Home secretary Theresa May has called on the corporation to “think carefully” about whether its online presence is harming the industry, and veteran broadcaster David Dimbleby has since also questioned whether it has grown too big.
Now Northern Echo boss Peter Barron, one of the longest-serving daily editors has echoed the calls for a debate on the size of the BBC, claiming it currently represents “unfair competition” for local newspapers.
In a blog post, he said former local newspaper owner Mr Dimbleby was right to question whether the Beeb should scale down its online activity.
Wrote Peter: “It is my sincere belief that local newspapers, which have been entrenched in communities for generations, are fundamental to democracy. It is vital that as many as possible survive the severe economic challenges that they are facing.
“So the growth of a free local news service on BBC websites, subsidised by the compulsory licence fee, is unfair competition. Room needs to be left in the marketplace for trusted local papers, operating as businesses, and employing local people.
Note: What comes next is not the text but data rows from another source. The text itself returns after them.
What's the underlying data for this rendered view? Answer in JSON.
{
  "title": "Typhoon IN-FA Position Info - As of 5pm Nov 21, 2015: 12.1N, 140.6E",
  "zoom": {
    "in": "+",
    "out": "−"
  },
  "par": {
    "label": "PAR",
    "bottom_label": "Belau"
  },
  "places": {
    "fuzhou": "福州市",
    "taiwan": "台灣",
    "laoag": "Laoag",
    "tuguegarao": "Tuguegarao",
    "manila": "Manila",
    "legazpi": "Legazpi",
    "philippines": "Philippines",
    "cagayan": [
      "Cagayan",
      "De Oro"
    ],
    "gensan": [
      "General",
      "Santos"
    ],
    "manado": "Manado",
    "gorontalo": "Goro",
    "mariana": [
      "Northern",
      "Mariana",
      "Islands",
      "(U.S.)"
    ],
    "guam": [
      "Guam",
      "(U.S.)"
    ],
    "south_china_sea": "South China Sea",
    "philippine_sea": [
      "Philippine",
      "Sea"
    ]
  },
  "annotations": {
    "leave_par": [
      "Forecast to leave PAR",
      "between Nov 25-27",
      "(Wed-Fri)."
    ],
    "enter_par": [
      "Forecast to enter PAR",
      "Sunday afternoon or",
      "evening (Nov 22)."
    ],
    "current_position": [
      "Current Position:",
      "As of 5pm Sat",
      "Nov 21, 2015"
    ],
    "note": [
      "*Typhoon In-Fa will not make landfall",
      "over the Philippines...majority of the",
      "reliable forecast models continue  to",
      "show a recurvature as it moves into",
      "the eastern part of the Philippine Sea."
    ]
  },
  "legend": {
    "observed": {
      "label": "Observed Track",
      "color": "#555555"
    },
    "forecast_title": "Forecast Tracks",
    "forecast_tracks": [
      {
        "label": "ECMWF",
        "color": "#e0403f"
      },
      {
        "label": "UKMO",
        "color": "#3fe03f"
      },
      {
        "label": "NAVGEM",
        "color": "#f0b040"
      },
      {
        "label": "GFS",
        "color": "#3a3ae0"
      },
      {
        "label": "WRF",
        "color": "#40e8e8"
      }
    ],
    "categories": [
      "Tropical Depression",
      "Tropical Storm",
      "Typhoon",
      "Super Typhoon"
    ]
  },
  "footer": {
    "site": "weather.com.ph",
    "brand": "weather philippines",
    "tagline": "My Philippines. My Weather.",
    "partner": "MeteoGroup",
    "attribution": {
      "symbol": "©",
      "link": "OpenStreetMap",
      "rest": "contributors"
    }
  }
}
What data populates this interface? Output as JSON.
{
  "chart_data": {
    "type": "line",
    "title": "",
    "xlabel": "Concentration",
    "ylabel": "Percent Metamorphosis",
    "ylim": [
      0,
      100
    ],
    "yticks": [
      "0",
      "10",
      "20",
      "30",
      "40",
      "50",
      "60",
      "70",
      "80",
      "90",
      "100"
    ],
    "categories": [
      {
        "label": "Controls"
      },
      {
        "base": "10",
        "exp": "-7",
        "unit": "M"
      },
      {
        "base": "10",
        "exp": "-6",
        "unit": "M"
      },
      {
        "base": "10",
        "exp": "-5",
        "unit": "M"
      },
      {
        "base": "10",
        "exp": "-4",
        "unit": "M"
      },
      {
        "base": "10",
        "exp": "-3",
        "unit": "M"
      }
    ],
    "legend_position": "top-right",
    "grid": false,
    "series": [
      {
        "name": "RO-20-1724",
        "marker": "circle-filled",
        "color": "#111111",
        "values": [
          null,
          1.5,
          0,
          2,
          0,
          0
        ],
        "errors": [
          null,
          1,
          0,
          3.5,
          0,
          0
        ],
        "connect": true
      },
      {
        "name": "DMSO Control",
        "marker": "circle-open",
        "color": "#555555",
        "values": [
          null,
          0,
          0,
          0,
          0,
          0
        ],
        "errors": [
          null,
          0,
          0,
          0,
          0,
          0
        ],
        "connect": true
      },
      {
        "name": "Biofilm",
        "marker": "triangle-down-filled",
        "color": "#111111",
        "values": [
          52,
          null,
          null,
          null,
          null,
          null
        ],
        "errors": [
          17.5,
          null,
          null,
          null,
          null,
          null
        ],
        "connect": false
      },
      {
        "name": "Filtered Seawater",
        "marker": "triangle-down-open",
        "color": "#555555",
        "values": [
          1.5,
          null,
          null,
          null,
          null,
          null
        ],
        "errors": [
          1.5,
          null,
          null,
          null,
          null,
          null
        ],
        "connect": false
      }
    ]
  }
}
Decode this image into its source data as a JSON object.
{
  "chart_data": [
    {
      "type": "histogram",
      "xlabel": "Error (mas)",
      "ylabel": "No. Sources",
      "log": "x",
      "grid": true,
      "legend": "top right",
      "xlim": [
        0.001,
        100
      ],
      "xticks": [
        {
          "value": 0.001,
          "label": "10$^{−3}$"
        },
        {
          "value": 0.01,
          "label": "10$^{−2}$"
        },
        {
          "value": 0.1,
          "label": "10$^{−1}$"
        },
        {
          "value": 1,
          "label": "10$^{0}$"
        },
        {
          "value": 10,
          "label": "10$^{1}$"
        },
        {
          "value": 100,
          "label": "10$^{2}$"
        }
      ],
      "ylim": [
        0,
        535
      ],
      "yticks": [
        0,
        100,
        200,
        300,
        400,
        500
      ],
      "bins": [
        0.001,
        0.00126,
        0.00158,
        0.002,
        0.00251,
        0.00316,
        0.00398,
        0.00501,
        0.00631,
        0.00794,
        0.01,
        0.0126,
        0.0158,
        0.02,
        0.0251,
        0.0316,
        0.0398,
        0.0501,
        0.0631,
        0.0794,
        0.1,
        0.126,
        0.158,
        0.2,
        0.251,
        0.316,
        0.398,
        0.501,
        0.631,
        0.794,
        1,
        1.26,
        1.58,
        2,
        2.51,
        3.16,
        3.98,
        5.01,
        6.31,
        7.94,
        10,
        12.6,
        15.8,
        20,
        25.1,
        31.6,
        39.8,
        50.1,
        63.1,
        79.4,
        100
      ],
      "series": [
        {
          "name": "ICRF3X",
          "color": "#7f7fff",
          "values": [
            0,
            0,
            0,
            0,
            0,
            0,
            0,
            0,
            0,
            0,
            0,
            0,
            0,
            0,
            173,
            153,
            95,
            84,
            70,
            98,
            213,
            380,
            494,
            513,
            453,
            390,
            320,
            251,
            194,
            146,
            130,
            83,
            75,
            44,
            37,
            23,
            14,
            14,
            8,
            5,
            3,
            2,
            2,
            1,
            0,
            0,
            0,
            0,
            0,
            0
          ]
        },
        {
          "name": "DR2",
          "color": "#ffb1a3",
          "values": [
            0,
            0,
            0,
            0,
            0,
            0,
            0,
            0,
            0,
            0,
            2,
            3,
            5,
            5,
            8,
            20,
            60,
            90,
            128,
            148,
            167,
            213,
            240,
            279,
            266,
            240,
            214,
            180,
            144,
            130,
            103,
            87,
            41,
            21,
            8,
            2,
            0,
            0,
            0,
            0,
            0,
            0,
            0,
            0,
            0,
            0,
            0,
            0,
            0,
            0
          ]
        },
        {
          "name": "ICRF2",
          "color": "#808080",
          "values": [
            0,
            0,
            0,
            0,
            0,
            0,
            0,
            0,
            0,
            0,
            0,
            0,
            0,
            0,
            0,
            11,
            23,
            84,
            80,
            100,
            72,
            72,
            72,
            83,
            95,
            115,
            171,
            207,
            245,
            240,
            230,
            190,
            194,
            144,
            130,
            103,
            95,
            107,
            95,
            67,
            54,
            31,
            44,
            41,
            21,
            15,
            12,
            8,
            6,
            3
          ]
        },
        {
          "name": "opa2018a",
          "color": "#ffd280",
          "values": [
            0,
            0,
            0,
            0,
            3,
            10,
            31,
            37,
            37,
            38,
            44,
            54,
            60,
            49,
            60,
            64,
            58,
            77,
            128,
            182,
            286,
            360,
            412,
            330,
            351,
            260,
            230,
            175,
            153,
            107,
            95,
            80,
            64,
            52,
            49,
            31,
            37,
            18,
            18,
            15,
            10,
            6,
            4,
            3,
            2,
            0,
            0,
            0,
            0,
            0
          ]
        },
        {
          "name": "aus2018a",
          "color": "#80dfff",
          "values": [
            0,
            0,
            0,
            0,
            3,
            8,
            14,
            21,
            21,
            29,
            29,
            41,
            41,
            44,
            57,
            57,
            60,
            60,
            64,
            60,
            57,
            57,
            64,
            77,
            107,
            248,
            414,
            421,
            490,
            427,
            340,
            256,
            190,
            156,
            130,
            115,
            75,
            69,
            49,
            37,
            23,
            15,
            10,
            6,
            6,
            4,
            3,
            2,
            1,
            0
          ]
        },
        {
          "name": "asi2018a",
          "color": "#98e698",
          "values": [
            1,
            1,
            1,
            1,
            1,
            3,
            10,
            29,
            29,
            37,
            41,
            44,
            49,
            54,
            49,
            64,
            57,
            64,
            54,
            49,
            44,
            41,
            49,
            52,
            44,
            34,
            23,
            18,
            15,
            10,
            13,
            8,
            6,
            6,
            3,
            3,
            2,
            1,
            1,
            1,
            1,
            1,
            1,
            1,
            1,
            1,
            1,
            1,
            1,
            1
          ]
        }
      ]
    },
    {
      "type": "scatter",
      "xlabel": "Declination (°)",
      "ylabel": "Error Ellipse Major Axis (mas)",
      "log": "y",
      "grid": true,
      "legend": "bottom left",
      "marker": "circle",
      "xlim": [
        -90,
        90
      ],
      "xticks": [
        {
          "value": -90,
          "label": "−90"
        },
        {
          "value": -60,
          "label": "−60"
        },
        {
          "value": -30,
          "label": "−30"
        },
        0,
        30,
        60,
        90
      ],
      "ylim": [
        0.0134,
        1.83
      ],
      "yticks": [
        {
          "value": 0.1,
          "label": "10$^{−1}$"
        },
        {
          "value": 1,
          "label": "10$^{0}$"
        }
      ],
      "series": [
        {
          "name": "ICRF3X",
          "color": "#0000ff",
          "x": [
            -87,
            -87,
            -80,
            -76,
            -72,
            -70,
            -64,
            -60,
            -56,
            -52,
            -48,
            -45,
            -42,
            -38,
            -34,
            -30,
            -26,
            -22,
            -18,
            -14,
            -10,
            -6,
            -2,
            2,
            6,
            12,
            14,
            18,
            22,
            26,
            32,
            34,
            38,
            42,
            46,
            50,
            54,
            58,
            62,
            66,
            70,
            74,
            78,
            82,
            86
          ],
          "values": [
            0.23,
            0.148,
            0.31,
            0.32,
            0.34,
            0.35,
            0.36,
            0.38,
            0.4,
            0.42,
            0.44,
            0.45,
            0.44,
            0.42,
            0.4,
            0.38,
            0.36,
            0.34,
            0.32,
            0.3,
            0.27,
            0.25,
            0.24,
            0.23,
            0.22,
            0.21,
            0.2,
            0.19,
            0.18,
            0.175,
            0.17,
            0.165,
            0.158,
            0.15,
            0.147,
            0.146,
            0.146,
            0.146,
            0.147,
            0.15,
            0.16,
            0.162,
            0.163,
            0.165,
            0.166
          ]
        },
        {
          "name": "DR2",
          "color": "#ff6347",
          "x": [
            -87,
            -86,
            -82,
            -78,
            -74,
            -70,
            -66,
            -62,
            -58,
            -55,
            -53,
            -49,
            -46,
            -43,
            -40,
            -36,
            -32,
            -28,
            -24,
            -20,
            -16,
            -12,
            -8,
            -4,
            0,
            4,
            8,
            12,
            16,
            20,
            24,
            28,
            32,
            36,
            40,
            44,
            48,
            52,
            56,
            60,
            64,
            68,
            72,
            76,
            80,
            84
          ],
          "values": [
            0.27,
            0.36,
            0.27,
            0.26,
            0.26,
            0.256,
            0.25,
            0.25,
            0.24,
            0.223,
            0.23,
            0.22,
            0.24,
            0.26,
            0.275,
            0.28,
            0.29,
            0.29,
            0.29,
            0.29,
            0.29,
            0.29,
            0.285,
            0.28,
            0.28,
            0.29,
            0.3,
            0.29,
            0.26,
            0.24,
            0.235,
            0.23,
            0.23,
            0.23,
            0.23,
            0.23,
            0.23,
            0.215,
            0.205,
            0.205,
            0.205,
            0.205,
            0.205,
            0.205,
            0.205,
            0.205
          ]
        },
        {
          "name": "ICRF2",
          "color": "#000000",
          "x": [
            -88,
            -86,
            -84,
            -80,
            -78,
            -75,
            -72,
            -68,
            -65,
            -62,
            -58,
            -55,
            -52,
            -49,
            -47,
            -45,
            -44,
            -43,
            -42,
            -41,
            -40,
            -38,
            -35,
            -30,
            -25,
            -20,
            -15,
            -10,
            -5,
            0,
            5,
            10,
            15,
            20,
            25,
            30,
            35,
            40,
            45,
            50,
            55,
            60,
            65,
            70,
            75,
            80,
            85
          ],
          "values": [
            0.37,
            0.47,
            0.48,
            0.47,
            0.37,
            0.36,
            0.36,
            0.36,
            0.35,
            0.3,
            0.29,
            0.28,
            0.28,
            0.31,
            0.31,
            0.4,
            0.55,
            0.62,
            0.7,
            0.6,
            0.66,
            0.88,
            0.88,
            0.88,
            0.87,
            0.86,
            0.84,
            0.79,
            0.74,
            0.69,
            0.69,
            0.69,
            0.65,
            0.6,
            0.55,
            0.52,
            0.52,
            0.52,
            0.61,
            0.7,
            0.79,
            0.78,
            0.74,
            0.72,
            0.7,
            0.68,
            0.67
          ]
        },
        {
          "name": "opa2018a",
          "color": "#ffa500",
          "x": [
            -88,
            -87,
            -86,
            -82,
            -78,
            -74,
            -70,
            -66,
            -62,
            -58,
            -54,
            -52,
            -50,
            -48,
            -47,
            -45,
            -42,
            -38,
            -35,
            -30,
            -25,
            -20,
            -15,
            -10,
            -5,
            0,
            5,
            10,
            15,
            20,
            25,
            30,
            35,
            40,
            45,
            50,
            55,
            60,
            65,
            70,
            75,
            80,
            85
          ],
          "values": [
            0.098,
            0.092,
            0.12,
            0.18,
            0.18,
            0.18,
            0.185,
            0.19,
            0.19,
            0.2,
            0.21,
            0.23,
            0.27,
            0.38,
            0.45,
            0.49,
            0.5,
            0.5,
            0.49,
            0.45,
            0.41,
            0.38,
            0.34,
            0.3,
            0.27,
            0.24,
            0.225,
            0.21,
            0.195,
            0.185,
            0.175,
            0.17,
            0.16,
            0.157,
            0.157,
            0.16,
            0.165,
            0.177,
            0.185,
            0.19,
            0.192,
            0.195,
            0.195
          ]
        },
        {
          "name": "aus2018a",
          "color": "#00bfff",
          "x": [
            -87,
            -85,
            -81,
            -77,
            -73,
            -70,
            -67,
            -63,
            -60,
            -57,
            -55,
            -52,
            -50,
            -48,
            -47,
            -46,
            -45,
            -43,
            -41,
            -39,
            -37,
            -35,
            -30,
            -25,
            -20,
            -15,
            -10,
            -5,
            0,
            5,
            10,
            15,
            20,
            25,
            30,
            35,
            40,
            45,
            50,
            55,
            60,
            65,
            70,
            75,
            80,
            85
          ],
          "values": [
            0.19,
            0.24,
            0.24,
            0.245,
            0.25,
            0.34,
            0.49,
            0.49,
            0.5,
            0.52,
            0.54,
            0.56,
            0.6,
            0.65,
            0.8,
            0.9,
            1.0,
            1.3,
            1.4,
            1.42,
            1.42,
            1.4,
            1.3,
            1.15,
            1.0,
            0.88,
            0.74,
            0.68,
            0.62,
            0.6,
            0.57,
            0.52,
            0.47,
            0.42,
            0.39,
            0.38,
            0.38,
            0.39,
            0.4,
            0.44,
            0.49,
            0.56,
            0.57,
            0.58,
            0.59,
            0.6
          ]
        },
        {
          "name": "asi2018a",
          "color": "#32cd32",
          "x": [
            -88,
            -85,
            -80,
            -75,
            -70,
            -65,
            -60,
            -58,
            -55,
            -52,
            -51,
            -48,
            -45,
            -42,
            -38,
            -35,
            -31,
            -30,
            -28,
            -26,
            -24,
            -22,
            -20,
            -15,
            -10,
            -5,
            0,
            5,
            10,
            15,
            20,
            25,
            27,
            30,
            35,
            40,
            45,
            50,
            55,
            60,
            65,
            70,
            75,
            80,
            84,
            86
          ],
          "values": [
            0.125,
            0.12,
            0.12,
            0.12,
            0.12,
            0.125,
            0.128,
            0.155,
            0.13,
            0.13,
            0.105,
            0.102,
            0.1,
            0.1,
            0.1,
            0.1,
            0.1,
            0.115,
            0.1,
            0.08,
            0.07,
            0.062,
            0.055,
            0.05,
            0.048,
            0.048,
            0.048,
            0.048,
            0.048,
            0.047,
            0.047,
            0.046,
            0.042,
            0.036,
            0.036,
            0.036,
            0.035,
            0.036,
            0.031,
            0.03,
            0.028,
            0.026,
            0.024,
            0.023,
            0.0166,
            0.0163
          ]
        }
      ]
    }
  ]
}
“The truth is that the BBC doesn’t cover local news in the depth that local newspapers do. The corporation doesn’t have the resources at the grass roots, but it’s right to establish some parameters on how far the tentacles of the BBC monster should be allowed to stretch.
“There are definite opportunities for the BBC and local papers to work together and David Dimbleby’s stimulation of the debate is to be welcomed.”
Ms May told this month’s Society of Editors conference: “Local newspapers are having a particularly hard time. That has partly been the result of the BBC’s dominant position on the internet, and its ability to subsidise the provision of internet news using the licence fee.
“I believe that the BBC has to think carefully about its presence locally and the impact that has on local democracy.”
Interviewed on 5Live last week, Mr Dimbleby said there was “some truth” in her comments.
He said the corporation needed “to answer questions about whether the BBC has got too big. Whether it is too powerful for its own good. Whether it’s crushing newspapers, local newspapers particularly.”